Spiritual Coffee: What's Worth Reading for a Christian Mind Today

Very often the best words on a subject belong to someone else, and I would rather read them than write about it myself. With the label Spiritual Coffee I will post three links to things from this week that combine thoughtful Christian thinking and application with important issues. Just like many of us use a morning cup of coffee (or three) to kick start our physical activity, my goal is to provide three things to help fuel your mind and heart to engage with the world by wisdom, devotion to the Lord, and clear biblical thinking.

Ground Rules
  1. All subjects are fair game, as long as the content tackles them with a Christian mind that seeks to be faithful to God, authentic in love, and an accurate display of the Gospel to the world.

  2. I will try to mostly avoid the Christian leaders who are so prominent that you probably saw this in their Twitter, Facebook, or blog feeds already.

  3. My priority will be sharing things that will help shape and fortify your mind and heart with mature Christian thinking, but sharing it for consideration doesn't mean I endorse every word or conclusion. Test everything, use your own judgment, and pray and reason through to what is valuable.

Get Your Cup Ready

Happy Ascension Day, Kevin DeYoung (TGC)
How many of us pay attention to Ascension Day? Yet it couldn't be more important for how we view mankind - with an illustration from The Lord of the Rings to close the deal. 

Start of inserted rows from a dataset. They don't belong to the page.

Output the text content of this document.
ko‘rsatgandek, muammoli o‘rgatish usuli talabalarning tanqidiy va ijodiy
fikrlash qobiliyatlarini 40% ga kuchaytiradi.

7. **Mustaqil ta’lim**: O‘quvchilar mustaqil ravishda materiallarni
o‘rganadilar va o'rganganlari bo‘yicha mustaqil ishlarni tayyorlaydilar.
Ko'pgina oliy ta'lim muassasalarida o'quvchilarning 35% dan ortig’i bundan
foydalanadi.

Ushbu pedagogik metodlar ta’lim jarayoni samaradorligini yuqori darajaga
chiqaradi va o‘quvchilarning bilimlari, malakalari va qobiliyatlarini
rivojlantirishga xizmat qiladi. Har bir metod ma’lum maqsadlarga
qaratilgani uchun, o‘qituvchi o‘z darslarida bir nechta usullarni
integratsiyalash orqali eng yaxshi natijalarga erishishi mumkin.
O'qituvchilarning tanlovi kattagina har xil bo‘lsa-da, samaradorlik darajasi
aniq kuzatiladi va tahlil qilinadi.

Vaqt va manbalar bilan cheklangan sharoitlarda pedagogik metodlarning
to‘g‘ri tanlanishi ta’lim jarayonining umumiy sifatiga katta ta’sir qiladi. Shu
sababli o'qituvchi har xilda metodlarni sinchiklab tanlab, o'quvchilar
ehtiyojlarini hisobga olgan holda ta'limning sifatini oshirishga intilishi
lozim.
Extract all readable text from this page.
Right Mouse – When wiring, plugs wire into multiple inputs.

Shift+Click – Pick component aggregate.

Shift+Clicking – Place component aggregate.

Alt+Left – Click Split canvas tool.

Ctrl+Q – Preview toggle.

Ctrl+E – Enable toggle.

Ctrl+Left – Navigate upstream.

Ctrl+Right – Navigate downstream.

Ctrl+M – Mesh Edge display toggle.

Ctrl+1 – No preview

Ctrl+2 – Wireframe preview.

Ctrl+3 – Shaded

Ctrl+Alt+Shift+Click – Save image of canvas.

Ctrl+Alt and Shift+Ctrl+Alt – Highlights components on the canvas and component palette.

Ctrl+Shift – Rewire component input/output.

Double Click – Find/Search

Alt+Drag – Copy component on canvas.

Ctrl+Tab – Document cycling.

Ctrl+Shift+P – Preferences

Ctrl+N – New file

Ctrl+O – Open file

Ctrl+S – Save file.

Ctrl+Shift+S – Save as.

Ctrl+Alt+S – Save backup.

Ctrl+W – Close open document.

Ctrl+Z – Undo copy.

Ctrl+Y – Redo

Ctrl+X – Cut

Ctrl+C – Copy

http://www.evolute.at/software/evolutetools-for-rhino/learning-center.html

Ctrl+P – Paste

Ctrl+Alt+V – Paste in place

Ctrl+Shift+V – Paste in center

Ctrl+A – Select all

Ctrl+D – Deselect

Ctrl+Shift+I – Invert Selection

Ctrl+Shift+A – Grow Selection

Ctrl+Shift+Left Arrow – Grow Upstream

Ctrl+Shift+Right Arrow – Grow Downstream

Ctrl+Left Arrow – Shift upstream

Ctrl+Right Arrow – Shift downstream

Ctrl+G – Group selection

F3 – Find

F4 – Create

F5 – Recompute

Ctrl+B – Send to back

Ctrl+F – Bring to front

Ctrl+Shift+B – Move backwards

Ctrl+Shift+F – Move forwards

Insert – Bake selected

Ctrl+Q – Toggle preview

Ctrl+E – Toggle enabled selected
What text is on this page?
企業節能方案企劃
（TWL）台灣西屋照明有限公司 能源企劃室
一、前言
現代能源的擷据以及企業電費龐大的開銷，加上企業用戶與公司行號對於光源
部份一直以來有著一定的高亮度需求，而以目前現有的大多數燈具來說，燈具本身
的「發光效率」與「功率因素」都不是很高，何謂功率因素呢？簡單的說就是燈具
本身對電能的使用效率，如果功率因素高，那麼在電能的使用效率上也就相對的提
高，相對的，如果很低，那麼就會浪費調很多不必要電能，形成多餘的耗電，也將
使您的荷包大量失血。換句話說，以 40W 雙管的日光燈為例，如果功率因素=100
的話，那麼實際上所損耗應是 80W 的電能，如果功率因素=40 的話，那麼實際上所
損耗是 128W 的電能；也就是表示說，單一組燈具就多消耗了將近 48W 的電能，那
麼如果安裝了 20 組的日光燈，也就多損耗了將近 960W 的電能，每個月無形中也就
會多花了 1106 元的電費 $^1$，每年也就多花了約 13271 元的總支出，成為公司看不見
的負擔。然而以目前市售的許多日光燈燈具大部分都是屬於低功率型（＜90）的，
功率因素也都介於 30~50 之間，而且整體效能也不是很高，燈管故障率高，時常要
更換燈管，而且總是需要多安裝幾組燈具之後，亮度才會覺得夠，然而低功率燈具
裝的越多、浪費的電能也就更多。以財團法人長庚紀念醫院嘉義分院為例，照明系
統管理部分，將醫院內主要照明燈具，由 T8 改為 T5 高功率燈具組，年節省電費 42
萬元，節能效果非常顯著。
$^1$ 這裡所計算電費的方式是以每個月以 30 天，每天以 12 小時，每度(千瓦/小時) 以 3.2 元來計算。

God Is Not Like You -- And That's a Good Thing, Kristin Tabb (TGC) (book review)
Tabb explains that what makes Jen Wilkin's new book on the attributes of God, "None Like Him", so valuable is the way it contrasts how we try to imitate - and be independent of - God. The insights on the human heart double the impact.
"But the most valuable gift None Like Him offers is Wilkin’s stark contrast between each unique divine attribute and our desire to get that attribute. In other words, she reveals a foil for God in the idolatrous human heart. …
"Instead of trusting and worshiping God for his attributes, in our sin we want to hawk them. So rather than pursuing his moral attributes Scripture enjoins (wisdom, justice, mercy, faithfulness, goodness, truthfulness), we seek his limitless power, knowledge, and authority."Wilkin’s insights into how humans attempt to assume limitlessness, rather than embrace God’s infinitude with humble trust, are worth the price of the book. The chapter on self-sufficiency is especially poignant"
Evangelicals and Politics After Trump, Matt Lee Anderson (Mere Orthodoxy)
Many of us as Christians, accepting the responsibilities of citizenship, are wondering where we stand now. This piece captures all of it in one place better than I could have imagined.
"Here is, perhaps, the only silver lining I can find to this sad affair. The rise of Trump is the death blow to any pretenses, any illusions about where the convictions of those conservative Christians involved in politics at our highest levels lie. We face the prospect of a great untethering of the evangelical witness from the Republican party, a prospect that every Christian—including, and especially, those like me who have claimed the Republican name—should meet with joy and gladness."